Onun yanında ince yapılı, sarışın, ellilerinin başında bir adam oturuyordu. Ellerindeki çatlaklar ve nasırlar, tırnaklarındaki boya izleri sanayide çalıştığını açık ediyordu. Yanındaki adamın konuşmasından rahatsız, içinden adama saydırdı: “E be adam, bir meseleyi halledemedin yarım saattir! Kulağım koptu. İşimi bitirmişim, evimin yolunu tutmuşum. İşittiğim muhabbete bak! Akşama kadar torna sesi, şimdi de bu bozuk plak!” Kucağında yuvarlakça bir şeyi incitmek istemez gibi tutuyordu. Yazarın, iki üç koltuk öteden aldığı patatesli kokusunun sorumlusu bu olmalıydı. 

Arkadaki ufaklık, elleriyle kendine direksiyon yapmış, hayali dolmuşunu kullanıyordu. Dolmuş durunca onun dolmuşu da duruyor, hareket edince ayağının altındaki pedallara var gücüyle basıyordu: “Vın vın vııııın…Vıııın vıııııın…Iıııııııııyk!” Dolmuş kırmızı ışıkta biraz fazla bekleyince canı sıkıldı, ellerini indirdi, gözlerini camda yürüyen küçük, yeşil sineğe dikti. “Aaaaaa, sineğe bak! Tuüüüüh! Tuüüüüh!” diyerek cama doğru acemice bir tükürük savurdu.

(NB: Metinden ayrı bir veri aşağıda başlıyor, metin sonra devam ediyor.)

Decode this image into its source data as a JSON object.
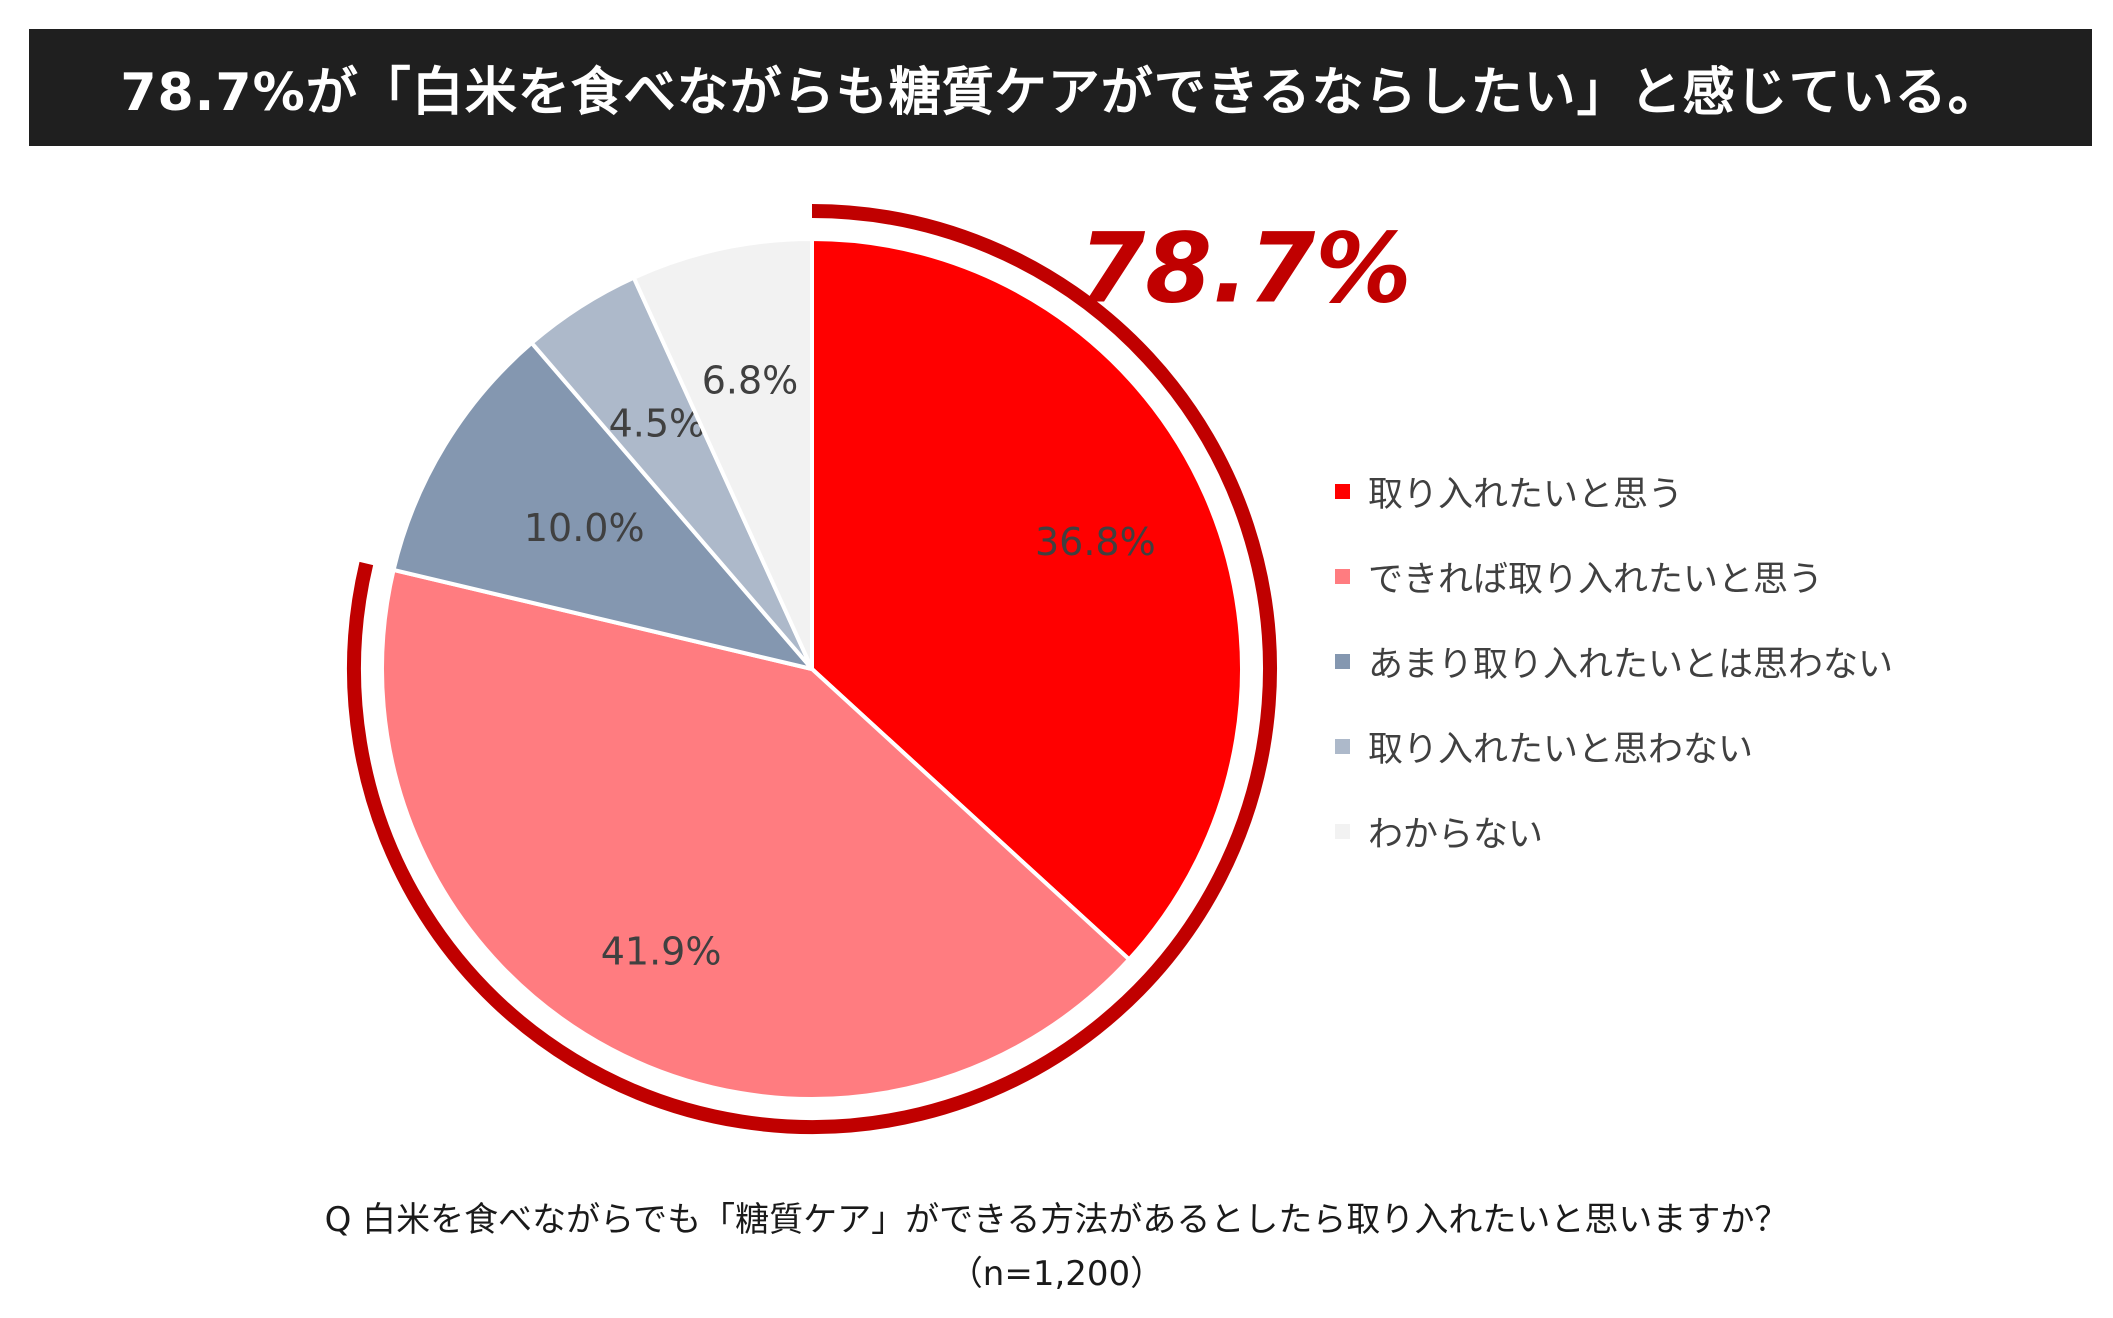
{
  "title": "78.7%が「白米を食べながらも糖質ケアができるならしたい」と感じている。",
  "chart_data": {
    "type": "pie",
    "categories": [
      "取り入れたいと思う",
      "できれば取り入れたいと思う",
      "あまり取り入れたいとは思わない",
      "取り入れたいと思わない",
      "わからない"
    ],
    "values": [
      36.8,
      41.9,
      10.0,
      4.5,
      6.8
    ],
    "labels": [
      "36.8%",
      "41.9%",
      "10.0%",
      "4.5%",
      "6.8%"
    ],
    "colors": [
      "#ff0000",
      "#ff7c80",
      "#8497b0",
      "#adb9ca",
      "#f2f2f2"
    ],
    "start": "12 o'clock, clockwise",
    "highlight": {
      "label": "78.7%",
      "color": "#c00000",
      "covers": [
        "取り入れたいと思う",
        "できれば取り入れたいと思う"
      ]
    },
    "legend_position": "right"
  },
  "question": "Q  白米を食べながらでも「糖質ケア」ができる方法があるとしたら取り入れたいと思いますか？",
  "sample": "（n=1,200）"
}
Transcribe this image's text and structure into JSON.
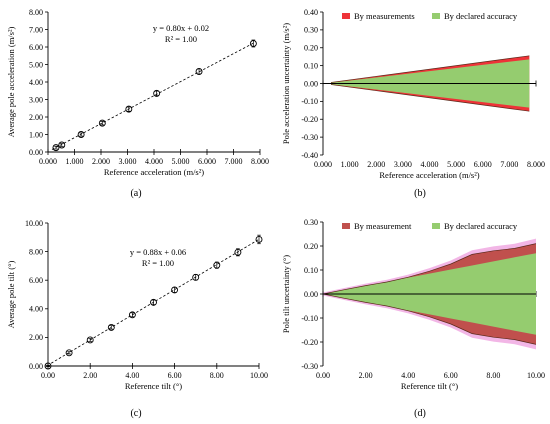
{
  "chart_data": [
    {
      "type": "scatter",
      "panel": "(a)",
      "xlabel": "Reference acceleration (m/s²)",
      "ylabel": "Average pole acceleration (m/s²)",
      "xlim": [
        0,
        8
      ],
      "ylim": [
        0,
        8
      ],
      "xticks": [
        "0.000",
        "1.000",
        "2.000",
        "3.000",
        "4.000",
        "5.000",
        "6.000",
        "7.000",
        "8.000"
      ],
      "yticks": [
        "0.00",
        "1.00",
        "2.00",
        "3.00",
        "4.00",
        "5.00",
        "6.00",
        "7.00",
        "8.00"
      ],
      "x": [
        0.3,
        0.52,
        1.25,
        2.05,
        3.05,
        4.1,
        5.7,
        7.75
      ],
      "y": [
        0.25,
        0.4,
        1.0,
        1.65,
        2.45,
        3.35,
        4.6,
        6.2
      ],
      "yerr": [
        0.08,
        0.08,
        0.09,
        0.1,
        0.12,
        0.13,
        0.15,
        0.2
      ],
      "fit": {
        "slope": 0.8,
        "intercept": 0.02
      },
      "equation": "y = 0.80x + 0.02",
      "r2": "R² = 1.00"
    },
    {
      "type": "area",
      "panel": "(b)",
      "xlabel": "Reference acceleration (m/s²)",
      "ylabel": "Pole acceleration uncertainty (m/s²)",
      "xlim": [
        0,
        8
      ],
      "ylim": [
        -0.4,
        0.4
      ],
      "xticks": [
        "0.000",
        "1.000",
        "2.000",
        "3.000",
        "4.000",
        "5.000",
        "6.000",
        "7.000",
        "8.000"
      ],
      "yticks": [
        "0.40",
        "0.30",
        "0.20",
        "0.10",
        "0.00",
        "-0.10",
        "-0.20",
        "-0.30",
        "-0.40"
      ],
      "legend": [
        "By measurements",
        "By declared accuracy"
      ],
      "legend_position": "top",
      "x": [
        0.3,
        7.75
      ],
      "measurement": [
        0.006,
        0.155
      ],
      "declared": [
        0.004,
        0.135
      ],
      "colors": {
        "measurement": "#ee3338",
        "declared": "#95cc6f"
      }
    },
    {
      "type": "scatter",
      "panel": "(c)",
      "xlabel": "Reference tilt (°)",
      "ylabel": "Average pole tilt (°)",
      "xlim": [
        0,
        10
      ],
      "ylim": [
        0,
        10
      ],
      "xticks": [
        "0.00",
        "2.00",
        "4.00",
        "6.00",
        "8.00",
        "10.00"
      ],
      "yticks": [
        "0.00",
        "2.00",
        "4.00",
        "6.00",
        "8.00",
        "10.00"
      ],
      "x": [
        0,
        1,
        2,
        3,
        4,
        5,
        6,
        7,
        8,
        9,
        10
      ],
      "y": [
        0.0,
        0.92,
        1.82,
        2.7,
        3.58,
        4.45,
        5.32,
        6.2,
        7.05,
        7.95,
        8.85
      ],
      "yerr": [
        0.05,
        0.08,
        0.1,
        0.12,
        0.14,
        0.16,
        0.18,
        0.2,
        0.22,
        0.25,
        0.3
      ],
      "fit": {
        "slope": 0.88,
        "intercept": 0.06
      },
      "equation": "y = 0.88x + 0.06",
      "r2": "R² = 1.00"
    },
    {
      "type": "area",
      "panel": "(d)",
      "xlabel": "Reference tilt (°)",
      "ylabel": "Pole tilt uncertainty (°)",
      "xlim": [
        0,
        10
      ],
      "ylim": [
        -0.3,
        0.3
      ],
      "xticks": [
        "0.00",
        "2.00",
        "4.00",
        "6.00",
        "8.00",
        "10.00"
      ],
      "yticks": [
        "0.30",
        "0.20",
        "0.10",
        "0.00",
        "-0.10",
        "-0.20",
        "-0.30"
      ],
      "legend": [
        "By measurement",
        "By declared accuracy"
      ],
      "legend_position": "top",
      "x": [
        0,
        1,
        2,
        3,
        4,
        5,
        6,
        7,
        8,
        9,
        10
      ],
      "measurement": [
        0.0,
        0.018,
        0.035,
        0.05,
        0.07,
        0.095,
        0.125,
        0.165,
        0.18,
        0.19,
        0.21
      ],
      "declared": [
        0.0,
        0.017,
        0.034,
        0.051,
        0.068,
        0.085,
        0.102,
        0.119,
        0.136,
        0.153,
        0.17
      ],
      "colors": {
        "measurement": "#c0504d",
        "declared": "#95cc6f",
        "halo": "#f2b6e6"
      }
    }
  ]
}
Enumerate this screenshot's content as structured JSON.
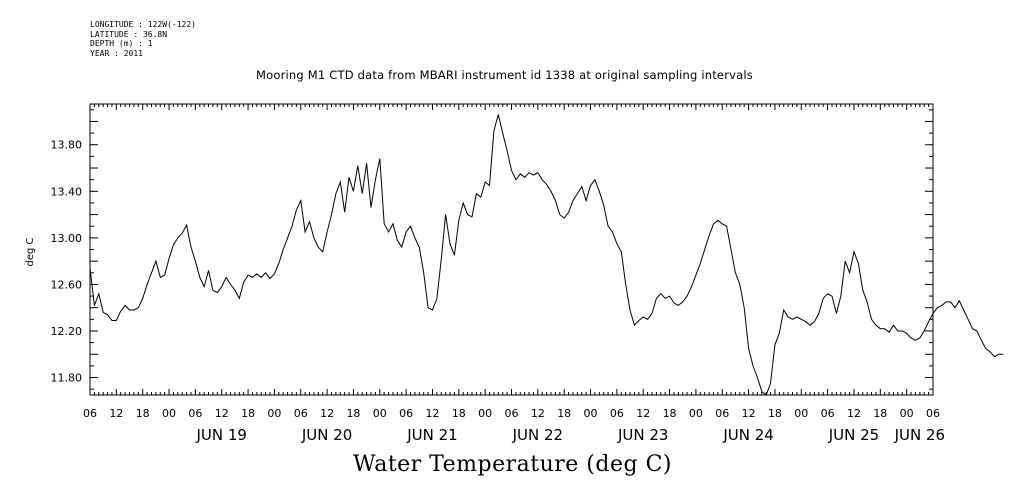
{
  "meta": {
    "longitude": "LONGITUDE : 122W(-122)",
    "latitude": "LATITUDE : 36.8N",
    "depth": "DEPTH (m) : 1",
    "year": "YEAR : 2011"
  },
  "title": "Mooring M1 CTD data from MBARI instrument id 1338 at original sampling intervals",
  "bottom_title": "Water Temperature (deg C)",
  "chart_data": {
    "type": "line",
    "title": "Mooring M1 CTD data from MBARI instrument id 1338 at original sampling intervals",
    "xlabel": "",
    "ylabel": "deg C",
    "ylim": [
      11.65,
      14.15
    ],
    "xlim": [
      "2011-06-18T06:00",
      "2011-06-26T06:00"
    ],
    "x_unit": "hours since 2011-06-18T00:00",
    "y_ticks": [
      "11.80",
      "12.20",
      "12.60",
      "13.00",
      "13.40",
      "13.80"
    ],
    "y_tick_values": [
      11.8,
      12.2,
      12.6,
      13.0,
      13.4,
      13.8
    ],
    "hour_tick_labels": [
      "06",
      "12",
      "18",
      "00",
      "06",
      "12",
      "18",
      "00",
      "06",
      "12",
      "18",
      "00",
      "06",
      "12",
      "18",
      "00",
      "06",
      "12",
      "18",
      "00",
      "06",
      "12",
      "18",
      "00",
      "06",
      "12",
      "18",
      "00",
      "06",
      "12",
      "18",
      "00",
      "06"
    ],
    "day_labels": [
      "JUN 19",
      "JUN 20",
      "JUN 21",
      "JUN 22",
      "JUN 23",
      "JUN 24",
      "JUN 25",
      "JUN 26"
    ],
    "series": [
      {
        "values": [
          [
            6,
            12.74
          ],
          [
            7,
            12.42
          ],
          [
            8,
            12.52
          ],
          [
            9,
            12.36
          ],
          [
            10,
            12.34
          ],
          [
            11,
            12.29
          ],
          [
            12,
            12.29
          ],
          [
            13,
            12.37
          ],
          [
            14,
            12.42
          ],
          [
            15,
            12.38
          ],
          [
            16,
            12.38
          ],
          [
            17,
            12.4
          ],
          [
            18,
            12.48
          ],
          [
            19,
            12.6
          ],
          [
            20,
            12.7
          ],
          [
            21,
            12.8
          ],
          [
            22,
            12.66
          ],
          [
            23,
            12.68
          ],
          [
            24,
            12.82
          ],
          [
            25,
            12.94
          ],
          [
            26,
            13.0
          ],
          [
            27,
            13.04
          ],
          [
            28,
            13.11
          ],
          [
            29,
            12.92
          ],
          [
            30,
            12.8
          ],
          [
            31,
            12.66
          ],
          [
            32,
            12.58
          ],
          [
            33,
            12.72
          ],
          [
            34,
            12.55
          ],
          [
            35,
            12.53
          ],
          [
            36,
            12.58
          ],
          [
            37,
            12.66
          ],
          [
            38,
            12.6
          ],
          [
            39,
            12.55
          ],
          [
            40,
            12.48
          ],
          [
            41,
            12.62
          ],
          [
            42,
            12.68
          ],
          [
            43,
            12.66
          ],
          [
            44,
            12.69
          ],
          [
            45,
            12.66
          ],
          [
            46,
            12.7
          ],
          [
            47,
            12.65
          ],
          [
            48,
            12.69
          ],
          [
            49,
            12.78
          ],
          [
            50,
            12.9
          ],
          [
            51,
            13.0
          ],
          [
            52,
            13.1
          ],
          [
            53,
            13.24
          ],
          [
            54,
            13.32
          ],
          [
            55,
            13.05
          ],
          [
            56,
            13.14
          ],
          [
            57,
            13.0
          ],
          [
            58,
            12.92
          ],
          [
            59,
            12.88
          ],
          [
            60,
            13.05
          ],
          [
            61,
            13.2
          ],
          [
            62,
            13.38
          ],
          [
            63,
            13.48
          ],
          [
            64,
            13.22
          ],
          [
            65,
            13.52
          ],
          [
            66,
            13.4
          ],
          [
            67,
            13.62
          ],
          [
            68,
            13.38
          ],
          [
            69,
            13.64
          ],
          [
            70,
            13.26
          ],
          [
            71,
            13.5
          ],
          [
            72,
            13.68
          ],
          [
            73,
            13.12
          ],
          [
            74,
            13.05
          ],
          [
            75,
            13.12
          ],
          [
            76,
            12.98
          ],
          [
            77,
            12.92
          ],
          [
            78,
            13.05
          ],
          [
            79,
            13.1
          ],
          [
            80,
            13.0
          ],
          [
            81,
            12.92
          ],
          [
            82,
            12.7
          ],
          [
            83,
            12.4
          ],
          [
            84,
            12.38
          ],
          [
            85,
            12.48
          ],
          [
            86,
            12.82
          ],
          [
            87,
            13.2
          ],
          [
            88,
            12.95
          ],
          [
            89,
            12.85
          ],
          [
            90,
            13.15
          ],
          [
            91,
            13.3
          ],
          [
            92,
            13.2
          ],
          [
            93,
            13.18
          ],
          [
            94,
            13.38
          ],
          [
            95,
            13.35
          ],
          [
            96,
            13.48
          ],
          [
            97,
            13.45
          ],
          [
            98,
            13.92
          ],
          [
            99,
            14.06
          ],
          [
            100,
            13.9
          ],
          [
            101,
            13.75
          ],
          [
            102,
            13.58
          ],
          [
            103,
            13.5
          ],
          [
            104,
            13.55
          ],
          [
            105,
            13.52
          ],
          [
            106,
            13.56
          ],
          [
            107,
            13.54
          ],
          [
            108,
            13.56
          ],
          [
            109,
            13.5
          ],
          [
            110,
            13.46
          ],
          [
            111,
            13.4
          ],
          [
            112,
            13.32
          ],
          [
            113,
            13.2
          ],
          [
            114,
            13.17
          ],
          [
            115,
            13.22
          ],
          [
            116,
            13.32
          ],
          [
            117,
            13.38
          ],
          [
            118,
            13.44
          ],
          [
            119,
            13.32
          ],
          [
            120,
            13.45
          ],
          [
            121,
            13.5
          ],
          [
            122,
            13.4
          ],
          [
            123,
            13.28
          ],
          [
            124,
            13.1
          ],
          [
            125,
            13.05
          ],
          [
            126,
            12.95
          ],
          [
            127,
            12.88
          ],
          [
            128,
            12.6
          ],
          [
            129,
            12.38
          ],
          [
            130,
            12.25
          ],
          [
            131,
            12.29
          ],
          [
            132,
            12.32
          ],
          [
            133,
            12.3
          ],
          [
            134,
            12.35
          ],
          [
            135,
            12.48
          ],
          [
            136,
            12.52
          ],
          [
            137,
            12.48
          ],
          [
            138,
            12.5
          ],
          [
            139,
            12.44
          ],
          [
            140,
            12.42
          ],
          [
            141,
            12.45
          ],
          [
            142,
            12.5
          ],
          [
            143,
            12.58
          ],
          [
            144,
            12.68
          ],
          [
            145,
            12.78
          ],
          [
            146,
            12.9
          ],
          [
            147,
            13.02
          ],
          [
            148,
            13.12
          ],
          [
            149,
            13.15
          ],
          [
            150,
            13.12
          ],
          [
            151,
            13.1
          ],
          [
            152,
            12.9
          ],
          [
            153,
            12.7
          ],
          [
            154,
            12.6
          ],
          [
            155,
            12.4
          ],
          [
            156,
            12.05
          ],
          [
            157,
            11.9
          ],
          [
            158,
            11.8
          ],
          [
            159,
            11.68
          ],
          [
            160,
            11.65
          ],
          [
            161,
            11.75
          ],
          [
            162,
            12.08
          ],
          [
            163,
            12.18
          ],
          [
            164,
            12.38
          ],
          [
            165,
            12.32
          ],
          [
            166,
            12.3
          ],
          [
            167,
            12.32
          ],
          [
            168,
            12.3
          ],
          [
            169,
            12.28
          ],
          [
            170,
            12.25
          ],
          [
            171,
            12.28
          ],
          [
            172,
            12.35
          ],
          [
            173,
            12.48
          ],
          [
            174,
            12.52
          ],
          [
            175,
            12.5
          ],
          [
            176,
            12.35
          ],
          [
            177,
            12.5
          ],
          [
            178,
            12.8
          ],
          [
            179,
            12.7
          ],
          [
            180,
            12.88
          ],
          [
            181,
            12.78
          ],
          [
            182,
            12.55
          ],
          [
            183,
            12.45
          ],
          [
            184,
            12.3
          ],
          [
            185,
            12.25
          ],
          [
            186,
            12.22
          ],
          [
            187,
            12.22
          ],
          [
            188,
            12.19
          ],
          [
            189,
            12.25
          ],
          [
            190,
            12.2
          ],
          [
            191,
            12.2
          ],
          [
            192,
            12.18
          ],
          [
            193,
            12.14
          ],
          [
            194,
            12.12
          ],
          [
            195,
            12.14
          ],
          [
            196,
            12.2
          ],
          [
            197,
            12.28
          ],
          [
            198,
            12.35
          ],
          [
            199,
            12.4
          ],
          [
            200,
            12.42
          ],
          [
            201,
            12.45
          ],
          [
            202,
            12.45
          ],
          [
            203,
            12.4
          ],
          [
            204,
            12.46
          ],
          [
            205,
            12.38
          ],
          [
            206,
            12.3
          ],
          [
            207,
            12.22
          ],
          [
            208,
            12.2
          ],
          [
            209,
            12.12
          ],
          [
            210,
            12.05
          ],
          [
            211,
            12.02
          ],
          [
            212,
            11.98
          ],
          [
            213,
            12.0
          ],
          [
            214,
            12.0
          ]
        ]
      }
    ]
  }
}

Sineğin kıvamlı sıvıda debelenişini izlemek hoşuna gitti, kıkırdamaya başladı. İzleyip dururken, nedendir bilinmez, birdenbire minicik parmağıyla sineği bastırarak onu tükürükle birlikte cama sıvadı. Tam o sırada babaannesi seslendi:

“Haydi Mert, iniyoruz oğlum!” Yolcuların arasından sıyrılıp hızlıca büyükannesine ulaştı. Dolmuştan inerken yaptığı marifetmiş gibi anlatıyordu: “Babanneeee, sineği öldürdüm biliyor musun?” Babaannesi, “İyi yapmışın oğlum, aferin!” diyerek oğlanı geçiştirdi. Dolmuşa bindikleri gibi inmeleri de telaşlıydı.

Şoför, bugünlük son seferini tamamlamak üzereydi. Kendisini durakta bekleyen şoför arkadaşını son anda fark ettiği için dolmuşu biraz açıkta durdurdu. Koltuğuna arda koyduğu deri ceketini hızlıca alıp dolmuştan indi. Eli arkadaşının sırtında “Haydi kolay gelsin.” diyerek dolmuşu ona teslim etti.

Günün yorgunluğunu, su damlası lekelerinden müteşekkil cam çay bardağında demli bir çay içerek mahalle kahvesinde bırakıp tekel bayiinin yolunu tuttu.